PETALING JAYA: Hospital bed occupancy and intensive care unit (ICU) rates are on a downward trend after peaking in August but the target is to get it below 50% and 70% for the healthcare system to be more comfortable, says the Health director-general.
Tan Sri Dr Noor Hisham Abdullah said the appropriate figure set at the national level was below 50% for non-ICU beds and below 70% for ICU beds.
“When the non-ICU and ICU beds level reaches over 50% and 70% respectively, the state is expected to be extra vigilant in its preparedness plan. However, for the National Recovery Plan, three important indicators are being used. They are the daily hospital admission for categories three, four and five patients per 100,000 population, ICU beds and the vaccination rate,” he said when contacted yesterday.
Dr Noor Hisham said the National Security Council (NSC) assessed each state based on these three indicators, including the latest trend, to decide on the transition between the various phases.
As of Saturday, the national rate for hospital bed utilisation stood at 69.4%, with Covid-19 cases taking up 60.1% of the usage with 9,886 patients hospitalised.
This is down from the 16,081 hospitalisations recorded on Aug 16, which was the highest number for hospital bed utilisation over six months from April to September.

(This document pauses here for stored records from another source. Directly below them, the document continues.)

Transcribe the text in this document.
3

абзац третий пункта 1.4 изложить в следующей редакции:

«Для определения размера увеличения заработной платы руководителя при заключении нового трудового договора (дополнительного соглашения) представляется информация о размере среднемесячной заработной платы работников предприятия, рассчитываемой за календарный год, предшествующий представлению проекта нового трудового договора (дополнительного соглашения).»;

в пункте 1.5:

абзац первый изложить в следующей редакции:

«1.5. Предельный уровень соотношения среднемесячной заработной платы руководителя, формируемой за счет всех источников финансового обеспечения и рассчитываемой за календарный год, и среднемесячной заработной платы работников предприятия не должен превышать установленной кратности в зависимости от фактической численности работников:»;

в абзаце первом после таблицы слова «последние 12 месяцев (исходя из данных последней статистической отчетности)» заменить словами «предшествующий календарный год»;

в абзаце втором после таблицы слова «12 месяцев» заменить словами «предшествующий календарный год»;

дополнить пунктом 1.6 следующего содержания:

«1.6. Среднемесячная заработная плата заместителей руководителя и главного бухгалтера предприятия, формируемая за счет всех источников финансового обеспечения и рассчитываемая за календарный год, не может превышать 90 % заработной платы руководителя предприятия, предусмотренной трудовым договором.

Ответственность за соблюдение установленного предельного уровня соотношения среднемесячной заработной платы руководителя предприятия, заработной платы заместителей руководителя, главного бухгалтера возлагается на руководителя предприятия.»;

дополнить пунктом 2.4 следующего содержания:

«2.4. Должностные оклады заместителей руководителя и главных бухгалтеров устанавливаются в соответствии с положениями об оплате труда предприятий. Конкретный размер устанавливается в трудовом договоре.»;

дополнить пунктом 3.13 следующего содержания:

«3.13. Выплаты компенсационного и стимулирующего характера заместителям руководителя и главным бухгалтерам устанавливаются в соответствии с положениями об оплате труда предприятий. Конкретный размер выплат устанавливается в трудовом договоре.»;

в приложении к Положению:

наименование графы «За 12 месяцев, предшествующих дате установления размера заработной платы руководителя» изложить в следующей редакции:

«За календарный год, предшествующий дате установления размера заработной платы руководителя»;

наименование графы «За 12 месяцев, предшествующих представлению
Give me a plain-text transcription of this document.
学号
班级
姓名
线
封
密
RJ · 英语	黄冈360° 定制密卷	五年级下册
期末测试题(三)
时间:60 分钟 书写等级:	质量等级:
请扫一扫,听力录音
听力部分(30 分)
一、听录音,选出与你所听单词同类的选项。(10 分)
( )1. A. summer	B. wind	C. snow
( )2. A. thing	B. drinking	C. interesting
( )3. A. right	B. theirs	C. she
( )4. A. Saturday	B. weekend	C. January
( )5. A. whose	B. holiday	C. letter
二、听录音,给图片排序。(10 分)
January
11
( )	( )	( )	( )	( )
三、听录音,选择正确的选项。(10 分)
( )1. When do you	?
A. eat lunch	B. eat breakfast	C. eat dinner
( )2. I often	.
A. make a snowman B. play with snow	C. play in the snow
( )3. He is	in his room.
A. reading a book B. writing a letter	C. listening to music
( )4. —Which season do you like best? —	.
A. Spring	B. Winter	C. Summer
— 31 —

There are 1,070 patients in the ICU, with the national overall utilisation rate at 73.2%, with Covid-19 cases making up 69.4% of the figure.
The latest number of ICU patients (as of Saturday) has also dropped from the 1,648 active ICU cases recorded on Aug 10, which was the highest over the six-month period.

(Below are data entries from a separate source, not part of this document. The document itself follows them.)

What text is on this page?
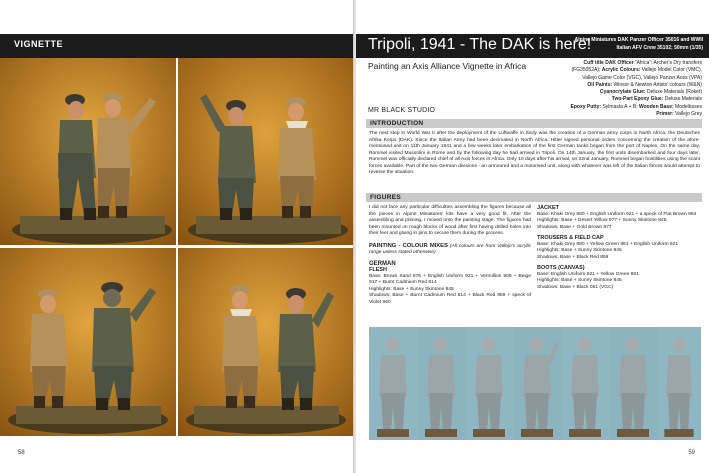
VIGNETTE
58
Tripoli, 1941 - The DAK is here!
Alpine Miniatures DAK Panzer Officer 35016 and WWII
Italian AFV Crew 35102; 50mm (1/35)
Painting an Axis Alliance Vignette in Africa	Cuff title DAK Officer “Africa”: Archer’s Dry transfers
(FG35052A); Acrylic Colours: Vallejo Model Color (VMC),
Vallejo Game Color (VGC), Vallejo Panzer Aces (VPA)
Oil Paints: Winsor & Newton Artists’ colours (W&N)
Cyanocrylate Glue: Deluxe Materials (Roket)
Two-Part Epoxy Glue: Deluxe Materials
Epoxy Putty: Sylmasta A + B; Wooden Base: Modelbases
Primer: Vallejo Grey
MR BLACK STUDIO
INTRODUCTION

The next step in World War II after the deployment of the Luftwaffe in Sicily was the creation of a German army corps in North Africa, the Deutsches Afrika Korps (DAK). Since the Italian Army had been decimated in North Africa, Hitler signed personal orders concerning the creation of the afore-mentioned unit on 11th January 1941 and a few weeks later embarkation of the first German tanks began from the port of Naples. On the same day, Rommel visited Mussolini in Rome and by the following day he had arrived in Tripoli. On 14th January, the first units disembarked and four days later, Rommel was officially declared chief of all Axis forces in Africa. Only 10 days after his arrival, on 22nd January, Rommel began hostilities using the scant forces available. Part of the two German divisions - an armoured and a motorised unit, along with whatever was left of the Italian forces would attempt to reverse the situation.

FIGURES

I did not face any particular difficulties assembling the figures because all the pieces in Alpine Miniatures’ kits have a very good fit. After the assembling and priming, I moved onto the painting stage. The figures had been mounted on rough blocks of wood after first having drilled holes into their feet and gluing in pins to secure them during the process.

PAINTING - COLOUR MIXES (All colours are from Vallejo’s acrylic range unless stated otherwise)

GERMAN
FLESH
Base: Brown Sand 876 + English Uniform 921 + Vermillion 909 + Beige 917 + Burnt Cadmium Red 814
Highlights: Base + Sunny Skintone 845
Shadows: Base + Burnt Cadmium Red 814 + Black Red 859 + speck of Violet 960
JACKET
Base: Khaki Grey 880 + English Uniform 921 + a speck of Flat Brown 984
Highlights: Base + Desert Yellow 977 + Sunny Skintone 845
Shadows: Base + Gold Brown 877
TROUSERS & FIELD CAP
Base: Khaki Grey 880 + Yellow Green 881 + English Uniform 921
Highlights: Base + Sunny Skintone 845
Shadows: Base + Black Red 859
BOOTS (CANVAS)
Base: English Uniform 921 + Yellow Green 881
Highlights: Base + Sunny Skintone 845
Shadows: Base + Black 051 (VGC)
59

States with the highest hospital bed utilisation rates (as of Saturday) – over 80% – were Perlis (84.6%), Johor (82.9%), Terengganu (82.4%), Penang (80.9%) and Kelantan (80.6%).
Only Negri Sembilan and Kuala Lumpur recorded a hospital bed usage of below 50% – at 45.9% and 41.9% respectively.
On Saturday, Penang recorded a 100% ICU rate, followed by Perak (86.8%), Putrajaya (85%), Kedah (83.1%), Sarawak (82.6%), Johor (81%) and Selangor (80.3%).
Labuan and Negri Sembilan had the lowest ICU rates, at 26.1% and 36.4% respectively.
Medical Practitioners Coalition Association of Malaysia president Dr Raj Kumar Maharajah said a hospital bed usage and ICU admission rate of below 50% would give “breathing space” to medical frontliners.
So far, he said the steps taken by the authorities to ease the burden on the public healthcare system have been remarkable with private practitioners roped in to diagnose cases, help with follow-ups and give those under home quarantine their release orders.
“Categories one and two patients have been relieved from the public healthcare system – they just need to look after those in categories three, four and five which are those with serious symptoms.
“Another way to reduce the burden of frontliners is to increase the number of staff in hospitals and identify the problems healthcare workers are facing,” he added.
Dr Raj Kumar said his association embarked on a donation drive two months ago and collected RM1.5mil worth of medical equipment for the emergency departments and ICUs of several government hospitals to help the frontliners.
He also said there was a need to focus on non-Covid-19 patients, reminding that Health Minister Khairy Jamaluddin recently revealed that there was a backlog of over 57,000 non-Covid-19 surgeries and medical procedures which had to be deferred to enable government healthcare facilities to focus on Covid-19 patients.
Malaysian Public Health Physicians’ Association president Datuk Dr Zainal Ariffin Omar also spoke on the need to look after non-Covid-19 patients, saying a portion of the hospital beds should be reserved for them.
On Sept 15, Khairy said 14% of frontliners suffered from severe mental disorders, according to a study by the Institute for Health Behavioural Research in 2020.
He said a lack of childcare support at home while the frontliners were on duty were among the factors that contributed to this issue.